England-France-England, August 2005

 

Unpublished endorsement :  It is David Kennedy’s generous curiosity about things, people and events — present and absent, near and distant — which gives his poetry such variety of form and subject. Ever alert to the mess we're in he can turn words round to make sense again with sudden humour: the reader learns to expect only the unexpected.

Alan Halsey

 

Unpublished endorsement :  These poems are for thinking with as well as reading. They explore dreams and nightmares, philosophies and landscapes, the settled and the random, and are informed by a conscience simultaneously moral and lexical.
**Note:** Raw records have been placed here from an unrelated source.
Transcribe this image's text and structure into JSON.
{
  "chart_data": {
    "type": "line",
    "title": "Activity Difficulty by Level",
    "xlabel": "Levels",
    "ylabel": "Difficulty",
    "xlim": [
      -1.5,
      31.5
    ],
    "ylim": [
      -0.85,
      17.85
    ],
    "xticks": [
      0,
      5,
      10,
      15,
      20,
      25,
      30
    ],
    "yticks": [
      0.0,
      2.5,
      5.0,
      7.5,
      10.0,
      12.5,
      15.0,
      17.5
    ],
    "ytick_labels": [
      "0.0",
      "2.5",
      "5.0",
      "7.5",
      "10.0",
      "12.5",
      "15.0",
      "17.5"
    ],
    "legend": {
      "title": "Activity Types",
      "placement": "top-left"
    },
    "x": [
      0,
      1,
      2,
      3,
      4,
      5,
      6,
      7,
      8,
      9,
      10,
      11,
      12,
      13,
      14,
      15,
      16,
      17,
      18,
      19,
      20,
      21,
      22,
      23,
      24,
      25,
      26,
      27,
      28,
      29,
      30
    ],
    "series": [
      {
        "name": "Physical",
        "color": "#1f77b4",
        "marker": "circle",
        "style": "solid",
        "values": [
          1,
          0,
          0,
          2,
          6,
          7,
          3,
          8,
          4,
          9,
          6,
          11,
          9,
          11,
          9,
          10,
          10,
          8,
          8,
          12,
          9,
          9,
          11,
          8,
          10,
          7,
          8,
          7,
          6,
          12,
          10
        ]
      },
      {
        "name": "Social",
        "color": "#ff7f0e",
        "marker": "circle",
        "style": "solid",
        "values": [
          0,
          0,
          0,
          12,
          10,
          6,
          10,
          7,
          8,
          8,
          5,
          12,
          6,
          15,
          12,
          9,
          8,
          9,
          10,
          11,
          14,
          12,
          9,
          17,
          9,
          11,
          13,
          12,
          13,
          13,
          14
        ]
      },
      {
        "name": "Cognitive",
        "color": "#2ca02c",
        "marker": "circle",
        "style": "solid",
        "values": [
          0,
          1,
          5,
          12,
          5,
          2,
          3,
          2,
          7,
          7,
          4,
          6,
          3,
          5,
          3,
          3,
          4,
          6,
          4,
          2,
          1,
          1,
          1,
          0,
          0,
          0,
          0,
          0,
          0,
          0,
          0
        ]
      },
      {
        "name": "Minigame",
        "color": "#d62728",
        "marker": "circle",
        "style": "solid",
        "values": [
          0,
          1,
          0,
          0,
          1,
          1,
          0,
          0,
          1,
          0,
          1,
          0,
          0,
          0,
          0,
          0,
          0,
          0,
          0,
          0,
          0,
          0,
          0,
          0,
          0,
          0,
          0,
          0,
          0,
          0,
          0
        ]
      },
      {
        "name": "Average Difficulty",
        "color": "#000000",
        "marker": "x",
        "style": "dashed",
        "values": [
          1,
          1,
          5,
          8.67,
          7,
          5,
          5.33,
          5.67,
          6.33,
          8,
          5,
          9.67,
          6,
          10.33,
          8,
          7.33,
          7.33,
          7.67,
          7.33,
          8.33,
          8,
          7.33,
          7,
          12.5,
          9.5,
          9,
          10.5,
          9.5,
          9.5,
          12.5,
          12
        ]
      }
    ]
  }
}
They are discursive but can aim a sharp aphorism, fluid in form but structurally sound, sceptical and sensuous. At a time when the choice for poetry might appear to be between a confusion of multi-voices for the multi-verse and the too easily won solidity of the lyric I-for-an-eye, David Kennedy’s work is a welcome bridge. Walk across it slowly, savouring the gentle sounds of crafted timber and flowing water, the many changing perspectives.

Carol Rumens

 

Unpublished endorsement :  Versatility, humour and aplomb — these are the hallmarks of David Kennedy's poetry. The Devil's Bookshop has them all!

John Hartley Williams

 

Review quote:  Aids continues to test many aspects of society: medical care, of course, but much more broadly, civic responsibility and social relationships. The opening poem is an elegy to one of the first known casualties, Gaetan Dugas, who died in 1984 in his early thirties. Dugas was traduced as ‘Patient Zero’ which, as Kennedy says, maligned him as "a hole, a dirty sink, a poisoned outlet". Here his humanity is recovered in an image, paradoxically, of a commemorative tree planted against one council's express wishes. In dignified defiance it "survives… untended" and stands "exchanging earth and heavens". The delicate charge of this is characteristic of a book that meditates on a pleasingly varied range of modern-day subjects, from the London bombings to the composer John Cage.